Swiss Re had a specific need. The reinsurance giant wanted to replace perpetual bonds that had incorporated an any-time put feature and had been sold to fixed-income investors.
“We felt that feature was better suited to equity-linked investors,” said Daniel Bell, head of funding at Swiss Re. The cost would also be lower.
The solution was two years in the making and far from simple, requiring equity-linked, hybrid capital, derivatives and fixed-income teams working together with lawyers.
At its heart this was a US$500m six-year issue of non-dilutive convertible bonds – a structure that may not be old but that seemed to have outstayed its welcome in equity-linked, as Carrefour found when its NDCB offering could not be fully sold in March.
The any-time conversion right for the issuer and call option hedge provided a “market-friendly solution to cost-effective capital on tap”, said Armin Heuberger, head of EMEA equity-linked at UBS, a bookrunner alongside Bank of America Merrill Lynch, Barclays, Deutsche Bank and JP Morgan.
“The structure insulates Swiss Re from unforeseen and unquantifiable risks and is dilutive only at Swiss Re’s discretion as the convert is hedged via a mirroring call option.”
If conversion takes place when the insurer’s solvency ratio is below 160% of the minimum regulatory capital requirement, then a floor price of 50% of the reference price applies.

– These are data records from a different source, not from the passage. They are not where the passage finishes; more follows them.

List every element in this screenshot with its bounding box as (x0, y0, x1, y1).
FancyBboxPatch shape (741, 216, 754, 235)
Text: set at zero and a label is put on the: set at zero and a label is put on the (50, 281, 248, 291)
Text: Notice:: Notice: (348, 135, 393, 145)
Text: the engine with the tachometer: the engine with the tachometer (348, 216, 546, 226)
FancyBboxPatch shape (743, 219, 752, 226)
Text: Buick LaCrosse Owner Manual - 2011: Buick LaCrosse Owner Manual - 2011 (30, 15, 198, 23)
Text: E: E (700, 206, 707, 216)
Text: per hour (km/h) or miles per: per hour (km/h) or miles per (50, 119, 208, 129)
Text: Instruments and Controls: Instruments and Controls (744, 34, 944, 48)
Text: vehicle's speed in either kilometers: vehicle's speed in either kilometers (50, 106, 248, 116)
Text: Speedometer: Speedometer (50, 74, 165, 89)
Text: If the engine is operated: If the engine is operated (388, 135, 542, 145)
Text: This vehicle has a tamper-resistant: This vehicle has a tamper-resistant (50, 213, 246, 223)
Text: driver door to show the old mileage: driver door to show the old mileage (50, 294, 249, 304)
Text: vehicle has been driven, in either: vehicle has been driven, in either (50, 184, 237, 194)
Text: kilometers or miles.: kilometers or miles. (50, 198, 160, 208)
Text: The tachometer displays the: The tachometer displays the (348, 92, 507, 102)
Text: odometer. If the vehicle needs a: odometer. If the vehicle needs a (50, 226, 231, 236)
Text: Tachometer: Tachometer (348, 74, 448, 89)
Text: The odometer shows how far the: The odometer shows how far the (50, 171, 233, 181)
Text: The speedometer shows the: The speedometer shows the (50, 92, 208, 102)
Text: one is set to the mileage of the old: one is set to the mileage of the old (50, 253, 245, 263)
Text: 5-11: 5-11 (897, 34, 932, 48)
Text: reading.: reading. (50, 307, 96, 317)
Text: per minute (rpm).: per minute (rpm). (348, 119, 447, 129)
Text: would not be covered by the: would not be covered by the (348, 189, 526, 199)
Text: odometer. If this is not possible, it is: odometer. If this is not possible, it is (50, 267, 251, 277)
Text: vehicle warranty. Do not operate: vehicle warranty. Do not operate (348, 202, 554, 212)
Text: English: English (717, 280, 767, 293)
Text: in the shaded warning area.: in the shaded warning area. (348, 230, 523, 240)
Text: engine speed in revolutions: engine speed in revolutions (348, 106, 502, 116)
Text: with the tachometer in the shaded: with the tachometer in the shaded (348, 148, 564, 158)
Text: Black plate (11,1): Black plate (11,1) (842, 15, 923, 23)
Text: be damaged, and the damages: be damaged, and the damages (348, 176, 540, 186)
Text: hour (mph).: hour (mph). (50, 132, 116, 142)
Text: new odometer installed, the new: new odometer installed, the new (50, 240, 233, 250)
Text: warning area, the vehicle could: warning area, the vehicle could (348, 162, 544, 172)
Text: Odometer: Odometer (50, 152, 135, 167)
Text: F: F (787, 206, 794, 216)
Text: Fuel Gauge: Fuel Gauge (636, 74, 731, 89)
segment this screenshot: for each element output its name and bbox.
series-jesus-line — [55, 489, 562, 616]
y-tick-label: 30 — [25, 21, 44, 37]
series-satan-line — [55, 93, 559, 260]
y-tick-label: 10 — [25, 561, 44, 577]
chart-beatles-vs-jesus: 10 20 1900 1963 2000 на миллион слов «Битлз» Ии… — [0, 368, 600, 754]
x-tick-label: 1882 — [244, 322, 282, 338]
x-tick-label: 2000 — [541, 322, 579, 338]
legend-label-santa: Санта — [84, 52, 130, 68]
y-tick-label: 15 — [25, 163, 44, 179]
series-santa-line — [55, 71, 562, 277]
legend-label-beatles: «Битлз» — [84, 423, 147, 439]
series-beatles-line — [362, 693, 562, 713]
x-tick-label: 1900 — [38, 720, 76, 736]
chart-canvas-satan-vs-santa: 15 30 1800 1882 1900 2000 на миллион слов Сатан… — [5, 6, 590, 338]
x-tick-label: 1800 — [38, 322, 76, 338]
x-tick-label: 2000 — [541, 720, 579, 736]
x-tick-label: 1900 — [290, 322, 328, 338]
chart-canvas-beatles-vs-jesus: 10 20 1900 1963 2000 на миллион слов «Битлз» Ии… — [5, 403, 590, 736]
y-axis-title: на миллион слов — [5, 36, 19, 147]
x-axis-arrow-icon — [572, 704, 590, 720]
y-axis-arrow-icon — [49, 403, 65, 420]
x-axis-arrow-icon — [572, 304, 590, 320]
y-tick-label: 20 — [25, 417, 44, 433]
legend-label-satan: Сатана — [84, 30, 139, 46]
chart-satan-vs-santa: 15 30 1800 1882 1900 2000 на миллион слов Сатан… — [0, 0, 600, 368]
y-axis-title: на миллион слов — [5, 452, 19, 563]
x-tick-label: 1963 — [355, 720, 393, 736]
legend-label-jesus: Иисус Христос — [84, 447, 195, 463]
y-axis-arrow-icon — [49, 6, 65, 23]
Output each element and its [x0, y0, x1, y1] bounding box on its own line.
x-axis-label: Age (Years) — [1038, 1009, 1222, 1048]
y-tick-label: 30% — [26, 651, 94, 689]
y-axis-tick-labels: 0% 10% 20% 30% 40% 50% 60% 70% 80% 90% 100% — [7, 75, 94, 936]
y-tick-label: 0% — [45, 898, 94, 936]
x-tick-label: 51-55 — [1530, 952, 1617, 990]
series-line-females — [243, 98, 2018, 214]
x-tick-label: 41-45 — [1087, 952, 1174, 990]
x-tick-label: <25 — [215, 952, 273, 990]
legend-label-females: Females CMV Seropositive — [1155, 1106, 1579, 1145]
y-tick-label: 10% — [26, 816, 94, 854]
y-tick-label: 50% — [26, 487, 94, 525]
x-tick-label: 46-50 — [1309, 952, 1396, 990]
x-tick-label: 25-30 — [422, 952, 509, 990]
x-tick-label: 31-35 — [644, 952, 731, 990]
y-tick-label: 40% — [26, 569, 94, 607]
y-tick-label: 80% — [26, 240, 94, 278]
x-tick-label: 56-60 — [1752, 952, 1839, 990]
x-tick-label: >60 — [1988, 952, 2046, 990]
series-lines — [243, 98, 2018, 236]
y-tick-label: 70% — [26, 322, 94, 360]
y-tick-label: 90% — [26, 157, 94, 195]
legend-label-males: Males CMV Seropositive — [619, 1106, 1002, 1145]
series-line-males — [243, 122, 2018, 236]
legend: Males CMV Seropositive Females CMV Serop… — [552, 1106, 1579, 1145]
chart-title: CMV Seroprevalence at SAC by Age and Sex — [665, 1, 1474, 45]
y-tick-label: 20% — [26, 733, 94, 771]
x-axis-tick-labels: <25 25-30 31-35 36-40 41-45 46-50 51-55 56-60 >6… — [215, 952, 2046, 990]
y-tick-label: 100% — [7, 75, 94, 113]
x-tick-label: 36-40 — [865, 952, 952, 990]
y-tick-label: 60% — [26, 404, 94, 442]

At issue, the Swiss Re solvency level was 269% of the minimum and it would take five one-in-200-year events to get close to the 160% level.
“You would need all five events to take place so quickly they can’t take another remedy,” said Xavier Lagache, head of EMEA equity-linked at Deutsche Bank.
Nonetheless, a hurricane in the US put a potential September 2017 transaction on the back-burner as it could have been interpreted as driving the deal.
In order to ensure the complexity would not limit interest to just hedge funds, bankers ran a two-day pre-sounding process, resulting in around 60% of the deal being allocated to outright investors.
The result was a 3.5% coupon, higher than would have been possible with a vanilla CB from a Single A rated company but an estimated saving of over 100bp versus selling to fixed-income investors.
It remains to be seen if the structure will be replicated, but it is another option for bankers to pitch, and shows the flexibility for structured equity to solve bespoke issues.
“The transaction is something we could look to replicate and maybe build upon,” said Bell. ”Prior to redeeming the perpetual bond in September 2017, we had two bonds with roughly US$1bn outstanding that we could convert into equity. This transaction replaced the first bond. The second bond was redeemed in September 2018. This transaction shows that we have good access to a new investor base and could therefore do more but we would not want to do too much.”